Lo artesanal se va olvidando. Pero esto no es una denuncia. ¿Qué margen para la espontaneidad puede haber en un tour por treinta ciudades en tres continentes frente a decenas de miles de espectadores en busca de inyecciones precisas e imperecederas de euforia, drama, baile y espíritu de cuerpo filotribal? Nada puede fallar, nadie lo toleraría. No queda mucho resto de tolerancia. Mucho menos en quienes, previsiblemente, sentirían una afrenta moral en un plan como el de Soda Stereo Ecos. Porque, tal como se da con tantos otros asuntos, importantísimos o triviales, desde la posible tercera guerra mundial hasta la separación de una pareja famosa, parece agudizarse ese viejo reflejo que tenemos de aprobar o desautorizar cosas, ya no a partir del admisible gusto personal sino con la severidad del imperativo moral y universal (aunque con la mecánica del like, sin esfuerzo ni costo).

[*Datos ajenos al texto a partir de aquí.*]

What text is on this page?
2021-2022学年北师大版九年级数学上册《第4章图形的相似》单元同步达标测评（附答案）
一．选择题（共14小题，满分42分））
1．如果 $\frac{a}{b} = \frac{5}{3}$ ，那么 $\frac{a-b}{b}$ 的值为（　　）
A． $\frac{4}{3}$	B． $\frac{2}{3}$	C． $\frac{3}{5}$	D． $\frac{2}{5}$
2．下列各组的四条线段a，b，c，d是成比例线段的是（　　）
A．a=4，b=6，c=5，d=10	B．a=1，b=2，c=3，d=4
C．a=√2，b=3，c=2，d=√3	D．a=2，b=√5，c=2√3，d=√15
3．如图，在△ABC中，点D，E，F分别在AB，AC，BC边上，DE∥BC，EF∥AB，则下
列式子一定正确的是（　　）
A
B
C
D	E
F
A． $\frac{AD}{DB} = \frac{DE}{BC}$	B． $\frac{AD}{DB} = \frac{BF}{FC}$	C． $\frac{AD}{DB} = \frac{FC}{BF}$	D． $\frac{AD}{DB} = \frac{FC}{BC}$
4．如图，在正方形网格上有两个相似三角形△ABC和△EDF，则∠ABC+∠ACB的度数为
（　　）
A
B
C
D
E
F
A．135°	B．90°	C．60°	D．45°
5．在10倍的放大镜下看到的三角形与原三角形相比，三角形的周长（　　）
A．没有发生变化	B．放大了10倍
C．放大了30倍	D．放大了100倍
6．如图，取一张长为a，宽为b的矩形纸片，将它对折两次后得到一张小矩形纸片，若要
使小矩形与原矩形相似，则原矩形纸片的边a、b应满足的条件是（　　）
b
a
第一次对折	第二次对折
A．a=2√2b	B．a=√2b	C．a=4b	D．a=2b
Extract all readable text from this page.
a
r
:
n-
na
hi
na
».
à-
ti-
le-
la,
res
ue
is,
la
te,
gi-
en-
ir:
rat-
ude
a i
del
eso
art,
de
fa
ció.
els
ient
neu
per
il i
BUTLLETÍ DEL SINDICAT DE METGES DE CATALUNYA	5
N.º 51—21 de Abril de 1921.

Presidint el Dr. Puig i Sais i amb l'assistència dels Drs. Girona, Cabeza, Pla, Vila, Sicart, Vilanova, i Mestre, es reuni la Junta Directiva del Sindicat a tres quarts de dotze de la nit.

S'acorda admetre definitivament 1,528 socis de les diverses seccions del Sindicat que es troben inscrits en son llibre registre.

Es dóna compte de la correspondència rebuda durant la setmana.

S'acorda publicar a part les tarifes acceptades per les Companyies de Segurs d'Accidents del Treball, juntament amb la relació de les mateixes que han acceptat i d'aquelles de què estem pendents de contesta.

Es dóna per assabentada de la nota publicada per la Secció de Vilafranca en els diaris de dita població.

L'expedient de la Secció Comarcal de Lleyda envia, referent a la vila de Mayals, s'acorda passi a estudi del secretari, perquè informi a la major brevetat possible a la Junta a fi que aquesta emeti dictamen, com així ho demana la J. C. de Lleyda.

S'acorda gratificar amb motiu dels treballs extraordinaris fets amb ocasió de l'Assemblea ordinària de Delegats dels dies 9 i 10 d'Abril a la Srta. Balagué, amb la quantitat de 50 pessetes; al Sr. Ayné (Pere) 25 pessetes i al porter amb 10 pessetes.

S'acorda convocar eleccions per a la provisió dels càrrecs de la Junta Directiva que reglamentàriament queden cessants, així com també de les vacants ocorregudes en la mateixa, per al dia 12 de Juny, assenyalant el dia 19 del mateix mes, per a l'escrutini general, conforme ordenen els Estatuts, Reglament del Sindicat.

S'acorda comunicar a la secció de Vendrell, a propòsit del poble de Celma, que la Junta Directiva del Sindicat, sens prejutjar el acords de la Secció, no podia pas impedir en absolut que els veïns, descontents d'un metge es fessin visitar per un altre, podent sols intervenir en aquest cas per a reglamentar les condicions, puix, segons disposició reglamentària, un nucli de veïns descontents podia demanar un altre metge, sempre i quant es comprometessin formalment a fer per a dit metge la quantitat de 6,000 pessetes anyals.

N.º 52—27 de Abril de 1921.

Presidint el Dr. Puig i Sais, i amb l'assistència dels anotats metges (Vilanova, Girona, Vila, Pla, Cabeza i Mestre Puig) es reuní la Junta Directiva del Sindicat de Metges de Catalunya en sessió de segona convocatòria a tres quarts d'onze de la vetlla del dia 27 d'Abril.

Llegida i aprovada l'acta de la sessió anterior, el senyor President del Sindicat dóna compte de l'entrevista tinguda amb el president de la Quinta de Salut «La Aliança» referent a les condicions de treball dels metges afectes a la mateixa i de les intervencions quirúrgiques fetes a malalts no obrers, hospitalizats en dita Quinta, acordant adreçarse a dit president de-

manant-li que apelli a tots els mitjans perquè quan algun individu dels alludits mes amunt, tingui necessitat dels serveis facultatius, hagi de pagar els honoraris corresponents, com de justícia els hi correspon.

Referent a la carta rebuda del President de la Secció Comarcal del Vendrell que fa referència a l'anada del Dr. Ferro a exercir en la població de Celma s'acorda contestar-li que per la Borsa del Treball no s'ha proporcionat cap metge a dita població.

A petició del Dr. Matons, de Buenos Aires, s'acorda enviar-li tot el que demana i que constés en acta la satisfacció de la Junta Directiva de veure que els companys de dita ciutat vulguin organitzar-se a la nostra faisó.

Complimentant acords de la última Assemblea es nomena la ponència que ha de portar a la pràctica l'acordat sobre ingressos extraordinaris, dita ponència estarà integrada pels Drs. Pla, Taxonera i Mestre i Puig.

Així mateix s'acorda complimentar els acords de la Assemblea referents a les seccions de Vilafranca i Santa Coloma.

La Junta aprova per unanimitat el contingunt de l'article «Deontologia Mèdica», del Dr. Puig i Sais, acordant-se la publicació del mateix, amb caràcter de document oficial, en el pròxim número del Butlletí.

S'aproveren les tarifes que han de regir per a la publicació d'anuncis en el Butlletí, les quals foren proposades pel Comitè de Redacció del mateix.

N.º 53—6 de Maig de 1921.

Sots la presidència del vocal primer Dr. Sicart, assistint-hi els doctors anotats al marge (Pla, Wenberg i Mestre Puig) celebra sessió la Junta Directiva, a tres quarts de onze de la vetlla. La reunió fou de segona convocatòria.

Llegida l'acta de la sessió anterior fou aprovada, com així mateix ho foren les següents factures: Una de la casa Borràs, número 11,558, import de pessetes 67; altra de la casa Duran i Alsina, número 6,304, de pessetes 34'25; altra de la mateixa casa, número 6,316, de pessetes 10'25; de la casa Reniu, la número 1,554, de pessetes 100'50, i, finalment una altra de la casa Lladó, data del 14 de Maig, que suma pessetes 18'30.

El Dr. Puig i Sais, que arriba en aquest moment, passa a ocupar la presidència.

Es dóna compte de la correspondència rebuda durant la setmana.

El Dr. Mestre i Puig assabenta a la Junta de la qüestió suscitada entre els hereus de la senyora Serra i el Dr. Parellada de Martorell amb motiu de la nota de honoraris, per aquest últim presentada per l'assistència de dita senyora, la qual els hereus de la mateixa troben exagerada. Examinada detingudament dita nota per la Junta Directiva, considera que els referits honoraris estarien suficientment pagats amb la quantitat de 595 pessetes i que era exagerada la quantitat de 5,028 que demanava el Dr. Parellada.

Como sea, hasta el mayor defensor de Soda Stereo Ecos debe haber notado un detalle en el transcurso de ese show. Al final (alerta de spoiler), Bosio y Alberti aparecen tocando sus instrumentos en sendas plataformas entre el público para hacer “De música ligera”. La “banda” suena como nunca en toda la noche; quizás menos ajustada, pero mucho más viva, fresca, “orgánica”. La respuesta es inmediata: los fans enloquecen. No había sido hasta entonces un show frío, ni mucho menos, pero en cuanto el bajista y el batero de Soda se asoman a otro nivel de humanidad y proximidad, dejando al avatar allá lejos, en el escenario grande, todos parecen percibirlo en el cuerpo, quizás hasta en el alma. Después de sucesivos cuadros con recursos visuales y audios bombásticos, Soda Stereo Ecos encuentra su mayor impacto en lo esencial: dos viejos amigos dándole a sus instrumentos con alegría, ahí, cerca y sin tanta red.